When it comes to the Yankees’ budget we hear, for the most part, vague statements. Last winter Brian Cashman kept saying that ownership gave him a number he had to stay under. This year Hal Steinbrenner has said that 2011 payroll will be on par with 2010. But does that mean the 2010 Opening Day payroll, or the final number that included Kerry Wood and Lance Berkman? With the work the Yanks have to do on the roster I’d hope it’s the latter. But we just don’t know. What we do know — or at least what we can reasonably assume — is that if the Yankees sign Cliff Lee this off-season, the team payroll will increase considerably by 2014.
If you head over to Cot’s you can see every team’s payroll obligations through 2014. For the most part you see one, maybe two players per team in that column, if any. What’s most common is an option buy-out. Most teams do not have significant commitments four years into the future, and for good reason. Even one bad contract can significantly hamper their flexibility. The Yankees are in a different position than every other team. They can make these commitments, knowing that there will be money in the checking account.
The only question the Yankees face is of how far they’re willing to expand future payroll. If they play their cards carefully they can probably sign Cliff Lee and still come in with a payroll under $210 million. That will include big contracts for Mariano Rivera, Derek Jeter, Alex Rodriguez, CC Sabathia, and Mark Teixeira. They’ll shed some of those contracts in the next few years, but they won’t shed all of them. In fact, if they sign Lee to a five-year contract worth the same $23 million Sabathia earns annually, they will have $96.5 million committed to four players in 2014. That does not bode well for payroll flexibility.
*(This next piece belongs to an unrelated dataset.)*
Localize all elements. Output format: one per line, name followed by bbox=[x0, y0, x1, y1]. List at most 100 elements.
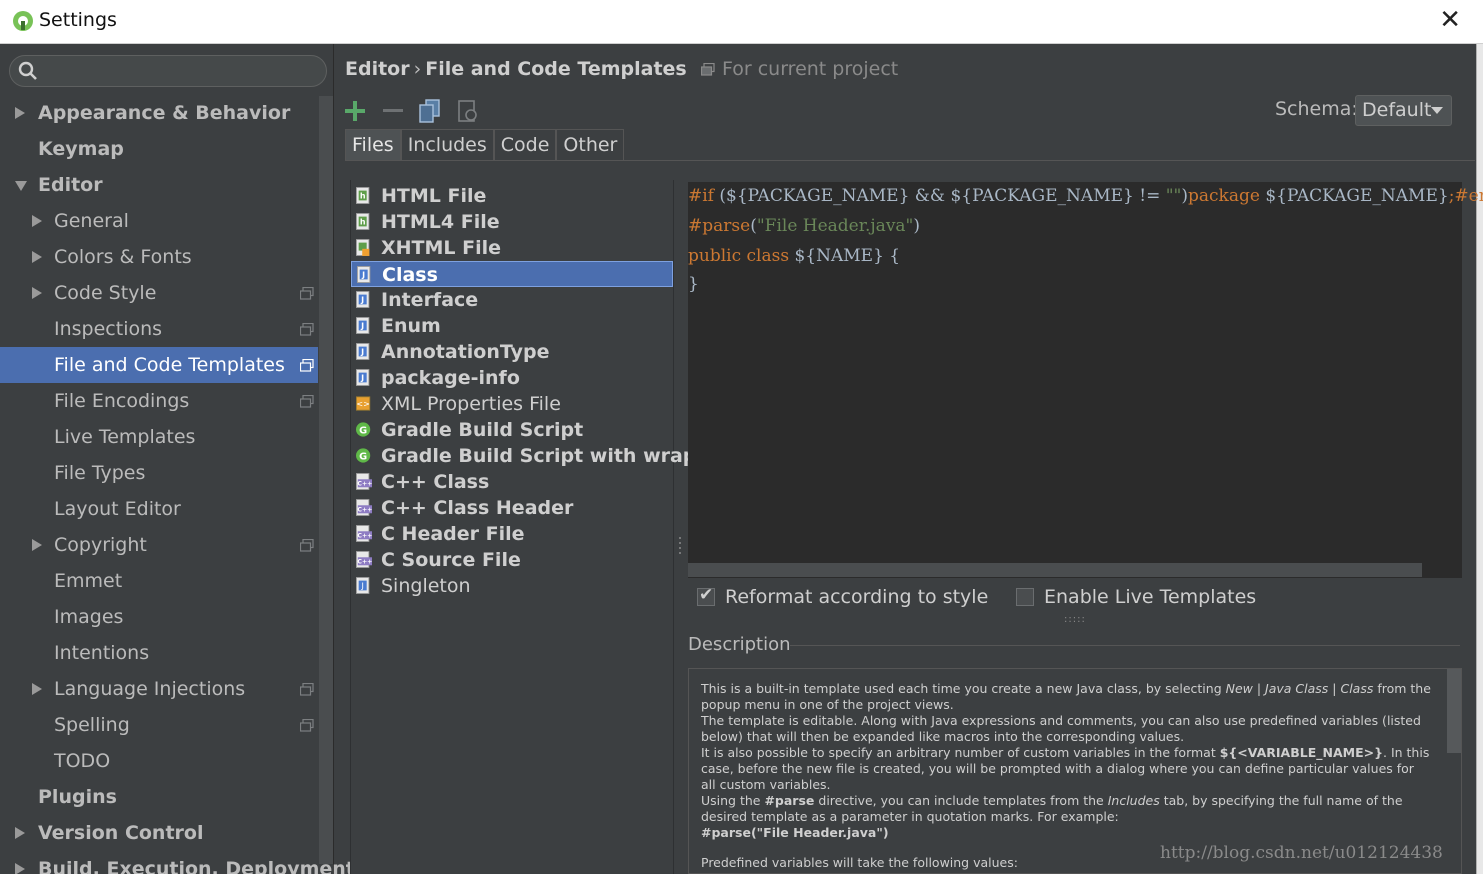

What’s worse, in 2014 those four players will be at the tail end of their primes, if they haven’t already exited. Alex Rodriguez will be 38; Mark Teixeira will be 34; CC Sabathia will be 33; Cliff Lee will be 35. We’ve seen players put up superb numbers at those ages, but those are the exceptions. While all four of the above are exceptional players, I think it’s a bit optimistic to think that they’ll all be producing at elite levels in 2014. Even if they are, they’ll still cost nearly half of what the Yankees have paid for the entire team in recent years. Should that then cause them to back off Lee?
If the Yankees plan to stand firm and not raise payroll significantly above $200 million, they probably need to give serious thought to the Lee question. To put it into perspective, the Yankees currently have roughly $140 million committed to eight players (plus Marte, who is dead weight) in 2011. That’s $17.5 million per player, with 17 more spots to fill. In 2014, with Lee in tow, they’d be committing $24.125 million per player, with 21 more spots to fill. I’ll leave that without commentary as to let it sink in.
If the Yankees do sign Cliff Lee this off-season, they’ll have made one thing clear: that they’re going to raise payroll, perhaps by a significant amount, over the next four years. With those four mega contracts running through 2015, at the earliest, the Yankees need more money in order to put players around them. Good players do not come cheap. Unless the Yankees’ farm system produces a string of stars in the coming years, there isn’t much of an alternative.